Le rapport ne se contente pas d'analyser un tableau de bord d'indicateurs, mais il évalue, conformément à la loi, les principales mesures en cours de mise en oeuvre ou à venir. Pour cette première édition, nous en avons étudié six qui correspondent aux grandes lignes de l'action du Gouvernement : le pacte de solidarité et de responsabilité tant dans ses volets « entreprises » que « ménages », dont la mise en oeuvre se poursuit dans les textes financiers de fin d'année ; la loi relative à transition énergétique pour la croissance verte, qui apparaît comme une évidence dans cet exercice ; le plan pauvreté ; le plan France très haut débit ; la réforme du collège.

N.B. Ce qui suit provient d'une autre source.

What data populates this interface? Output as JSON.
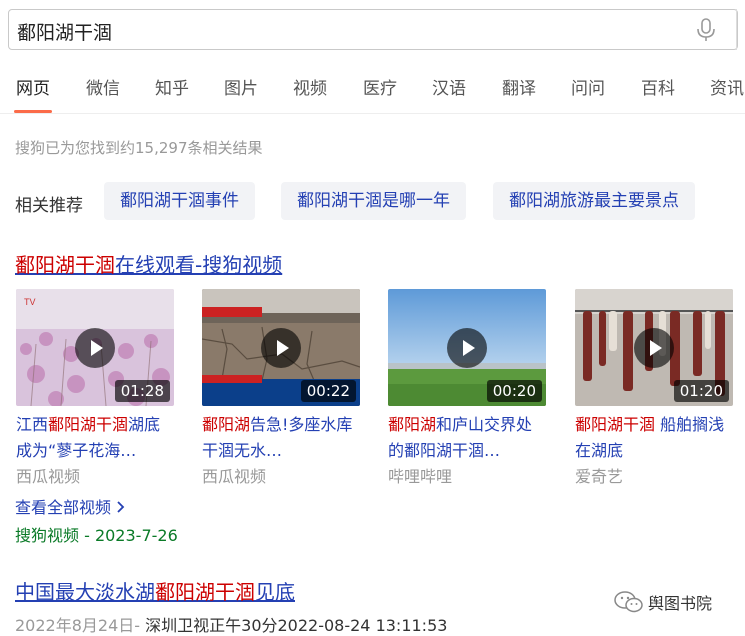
{
  "search": {
    "query": "鄱阳湖干涸"
  },
  "tabs": [
    "网页",
    "微信",
    "知乎",
    "图片",
    "视频",
    "医疗",
    "汉语",
    "翻译",
    "问问",
    "百科",
    "资讯"
  ],
  "result_count": "搜狗已为您找到约15,297条相关结果",
  "related": {
    "label": "相关推荐",
    "items": [
      "鄱阳湖干涸事件",
      "鄱阳湖干涸是哪一年",
      "鄱阳湖旅游最主要景点"
    ]
  },
  "video_block": {
    "title_highlight": "鄱阳湖干涸",
    "title_rest": "在线观看-搜狗视频",
    "videos": [
      {
        "duration": "01:28",
        "title_pre": "江西",
        "title_hl": "鄱阳湖干涸",
        "title_post": "湖底成为“蓼子花海…",
        "source": "西瓜视频"
      },
      {
        "duration": "00:22",
        "title_pre": "",
        "title_hl": "鄱阳湖",
        "title_post": "告急!多座水库干涸无水…",
        "source": "西瓜视频"
      },
      {
        "duration": "00:20",
        "title_pre": "",
        "title_hl": "鄱阳湖",
        "title_post": "和庐山交界处的鄱阳湖干涸…",
        "source": "哔哩哔哩"
      },
      {
        "duration": "01:20",
        "title_pre": "",
        "title_hl": "鄱阳湖干涸",
        "title_post": " 船舶搁浅在湖底",
        "source": "爱奇艺"
      }
    ],
    "see_all": "查看全部视频",
    "source_line": "搜狗视频 - 2023-7-26"
  },
  "result2": {
    "title_pre": "中国最大淡水湖",
    "title_hl": "鄱阳湖干涸",
    "title_post": "见底",
    "date": "2022年8月24日-",
    "meta": " 深圳卫视正午30分2022-08-24 13:11:53"
  },
  "watermark": "舆图书院"
}
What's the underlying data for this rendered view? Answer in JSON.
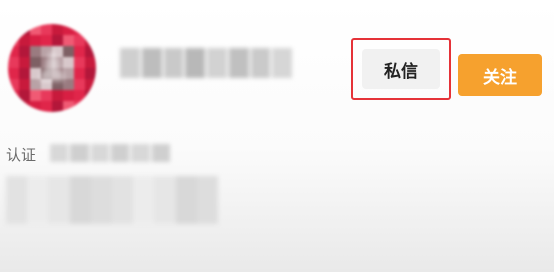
{
  "profile": {
    "avatar_icon": "user-avatar-icon",
    "message_button_label": "私信",
    "follow_button_label": "关注",
    "certification_label": "认证",
    "colors": {
      "follow_button": "#f6a12e",
      "highlight_border": "#e53238",
      "message_button_bg": "#f1f1f1"
    }
  }
}
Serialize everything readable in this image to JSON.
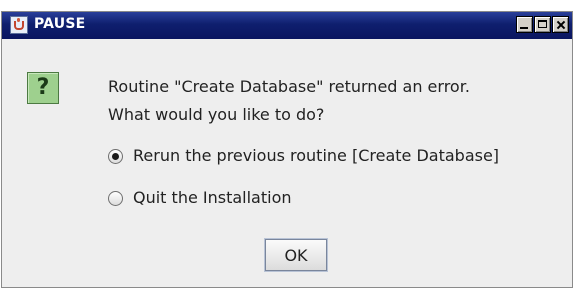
{
  "window": {
    "title": "PAUSE",
    "icon": "java-cup-icon",
    "controls": [
      "minimize-icon",
      "maximize-icon",
      "close-icon"
    ]
  },
  "dialog": {
    "icon": "question-icon",
    "icon_glyph": "?",
    "message_line1": "Routine \"Create Database\" returned an error.",
    "message_line2": "What would you like to do?",
    "options": [
      {
        "label": "Rerun the previous routine [Create Database]",
        "selected": true
      },
      {
        "label": "Quit the Installation",
        "selected": false
      }
    ],
    "ok_label": "OK"
  },
  "colors": {
    "titlebar": "#0f1f6e",
    "dialog_bg": "#eeeeee",
    "question_icon_bg": "#9ed08e"
  }
}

Ces mesures, analysées à travers le prisme du tableau de bord d'indicateurs, apparaissent toutes comme des réformes de progrès, c'est-à-dire qu'elles concourent globalement à une amélioration des indicateurs. En d'autres termes, elles contribuent à enrichir la croissance en emplois, à améliorer les conditions de vie, et à intensifier nos efforts en faveur du développement durable. Cet exercice d'évaluation n'est bien sûr pas exhaustif, c'est une première étape.
Ce rapport sera enrichi dès l'année prochaine, selon trois axes. D'abord, afin que chaque citoyen puisse s'emparer des indicateurs, nous ferons en sorte que les données soient centralisées et facilement accessibles. Ensuite, afin de nourrir le débat, le Premier ministre a proposé que le CESE rende chaque année un avis complémentaire aux analyses qui sont faites. Enfin, nous devons approfondir les outils dont nous disposons pour évaluer quantitativement les réformes que nous menons, je pense en particulier à l'impact des réformes sur les émissions de gaz à effet de serre. Ces chantiers sont en cours.
Mesdames et messieurs les députés, nous sommes à la veille de la COP 21, durant laquelle des engagements importants devront être pris pour lutter contre le réchauffement climatique, je ne doute pas qu'ils le seront. Ces engagements concernent des hausses de températures qui pourraient avoir lieu dans plusieurs dizaines d'années, et pourtant, il faut les prendre maintenant, sans tarder. Qu'est-ce que cela signifie ?
Il est impératif désormais que le long terme soit au coeur des politiques publiques, et que les décisions prises ne le soient pas au détriment des générations futures. C'est le sens de notre action lorsque nous donnons la priorité à la jeunesse ; lorsque nous assurons la pérennité de notre système de santé, en parvenant à diviser par deux son déficit depuis 2010, sans rien céder sur la qualité des soins ; ou lorsque nous donnons un cadre favorable à nos entreprises pour permettre l'émergence des champions de demain.
Or, cette obligation politique, et, je le crois, également morale, de penser le long terme dans les politiques publiques mérite d'être sans cesse rappelée, contrôlée, débattue, défendue. Les nouveaux indicateurs de richesse sont aussi une forme, parmi d'autres, de prise en compte de cette obligation : les tendances longues qui y sont décrites mettent en lumière les progrès accomplis, les difficultés éventuelles, et les défis qui restent devant nous.
Car des défis, il en reste et c'est à nous de les relever. Depuis 2012, nous réformons et nous continuerons à le faire jusqu'au bout, dans tous les domaines. Cette première édition du rapport le montre. Je vous donne rendez-vous l'année prochaine pour la prochaine édition qui, j'en suis certain, montrera l'approfondissement du travail et les nouveaux progrès qui, je l'espère, auront été accomplis.